Joaquin De Losada

AI State Machine
Hierarchical Finite State Machine (HFSM)
2023
C#/Unity
New Alert and Searching States: An alert state was introduced to create a brief delay before the AI identifies the player as a threat. This offers the player a tactical advantage and more immersive gameplay. The searching state improves AI responsiveness by adding layers to its behavior.

FSM to HFSM Refactoring Challenges: The migration required restructuring due to multiple references to the FSM manager. A utility-based trait system was updated to accommodate both FSM and HFSM implementations, ensuring appropriate script checks and behavior adjustments.

Enhanced Parent State Responsibilities: Vision checks and awareness logic were centralized to parent states (non-combat and combat), making them responsible for timings and player detection ranges. This mimics human-like behavior by expanding awareness as danger becomes apparent.


Intro:

This post extends my previous project, “AI Finite State Machine.” After a few days of completing the project and conversing with a few friends about it, I realized that there were parts of the AI that I could improve by making it a Hierarchical Finite State Machine (HFSM). So, after some planning, I sketched out a new state machine that would implement the states I had already created as well as two new alert states and make the entire project in a Hierarchical Finite State Machine.


Changes:

The main changes made to the AI was to move most of the vision checking/information to the parent states so that each parent state was in charge of its timings and distances for looking for the player. As the player transitions from the parent non-combat state to the parent combat state, the AI will become more aware of the player and use its “senses” to look for the player. Most people might do this when searching and attacking a person, as in the beginning, they would be observant of their areas and look in a shorter area. But as they realize an enemy is nearby, they will look at a further distance, allowing them to keep track for longer.

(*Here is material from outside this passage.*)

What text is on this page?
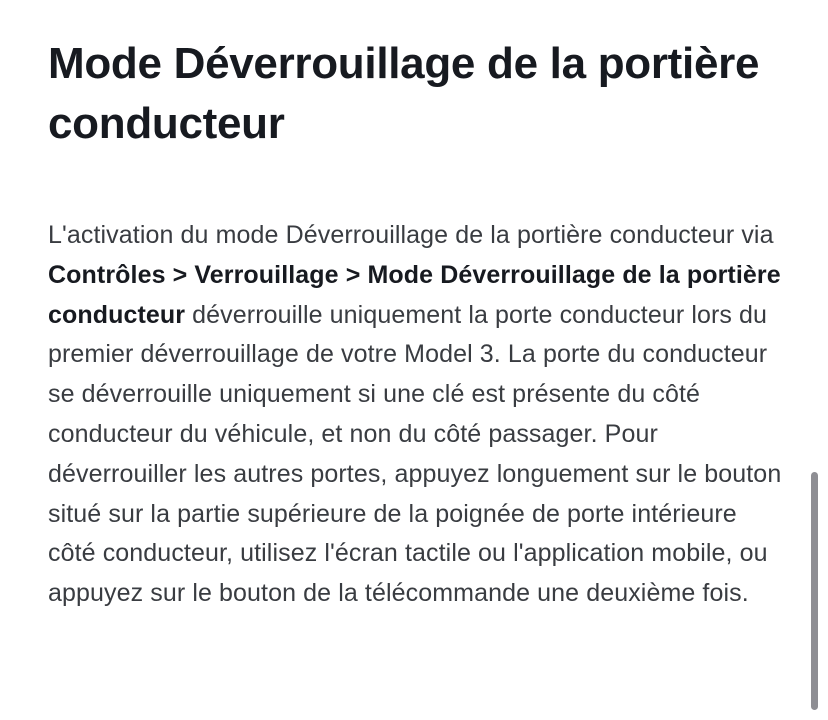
Mode Déverrouillage de la portière conducteur

L'activation du mode Déverrouillage de la portière conducteur via Contrôles > Verrouillage > Mode Déverrouillage de la portière conducteur déverrouille uniquement la porte conducteur lors du premier déverrouillage de votre Model 3. La porte du conducteur se déverrouille uniquement si une clé est présente du côté conducteur du véhicule, et non du côté passager. Pour déverrouiller les autres portes, appuyez longuement sur le bouton situé sur la partie supérieure de la poignée de porte intérieure côté conducteur, utilisez l'écran tactile ou l'application mobile, ou appuyez sur le bouton de la télécommande une deuxième fois.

Another major state I added was an alert state as well as a searching state. The main work for this group was adding an extra layer of searching for the AI. This would allow a few seconds before the AI initially notices the player as a threat. This is meant to give the player a slight advantage to get into a better position or start attacking the AI first to make the player feel faster.

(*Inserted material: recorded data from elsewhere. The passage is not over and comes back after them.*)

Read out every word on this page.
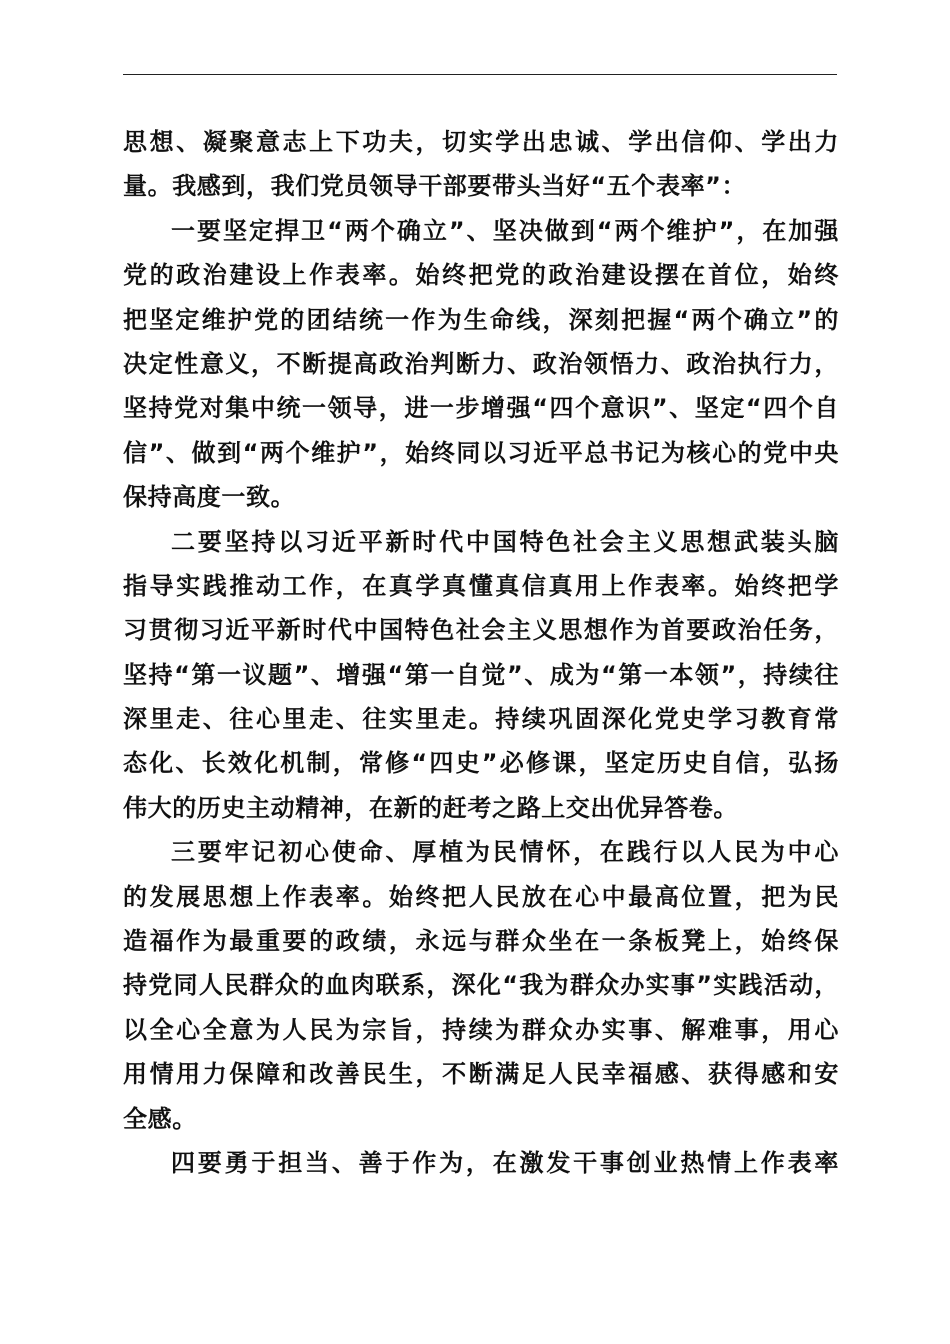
思想、凝聚意志上下功夫，切实学出忠诚、学出信仰、学出力
量。我感到，我们党员领导干部要带头当好“五个表率”：
一要坚定捍卫“两个确立”、坚决做到“两个维护”，在加强
党的政治建设上作表率。始终把党的政治建设摆在首位，始终
把坚定维护党的团结统一作为生命线，深刻把握“两个确立”的
决定性意义，不断提高政治判断力、政治领悟力、政治执行力，
坚持党对集中统一领导，进一步增强“四个意识”、坚定“四个自
信”、做到“两个维护”，始终同以习近平总书记为核心的党中央
保持高度一致。
二要坚持以习近平新时代中国特色社会主义思想武装头脑
指导实践推动工作，在真学真懂真信真用上作表率。始终把学
习贯彻习近平新时代中国特色社会主义思想作为首要政治任务，
坚持“第一议题”、增强“第一自觉”、成为“第一本领”，持续往
深里走、往心里走、往实里走。持续巩固深化党史学习教育常
态化、长效化机制，常修“四史”必修课，坚定历史自信，弘扬
伟大的历史主动精神，在新的赶考之路上交出优异答卷。
三要牢记初心使命、厚植为民情怀，在践行以人民为中心
的发展思想上作表率。始终把人民放在心中最高位置，把为民
造福作为最重要的政绩，永远与群众坐在一条板凳上，始终保
持党同人民群众的血肉联系，深化“我为群众办实事”实践活动，
以全心全意为人民为宗旨，持续为群众办实事、解难事，用心
用情用力保障和改善民生，不断满足人民幸福感、获得感和安
全感。
四要勇于担当、善于作为，在激发干事创业热情上作表率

If at any point during this alert state or being in the patrol state, the player is to shoot or another AI in an audio range is heard, they will transition to the aggression state (Combat parent state). This will lead the AI to return a utility value sent to the director AI to determine which ones are meant to attack or run to cover.


Challenges:

One of the main challenges when refactoring the project code from an FSM to an HFSM was the fact that there were multiple instances of calling the main FSM manager script. This is because, in the original FSM, I included a basic trait system that would increase or decrease the utility value when determining how willing the AI might be to attack the player. The solution I came up with was to check whether or not the AI it was fitting was an FSM or HFSM and then check the appropriate scripts.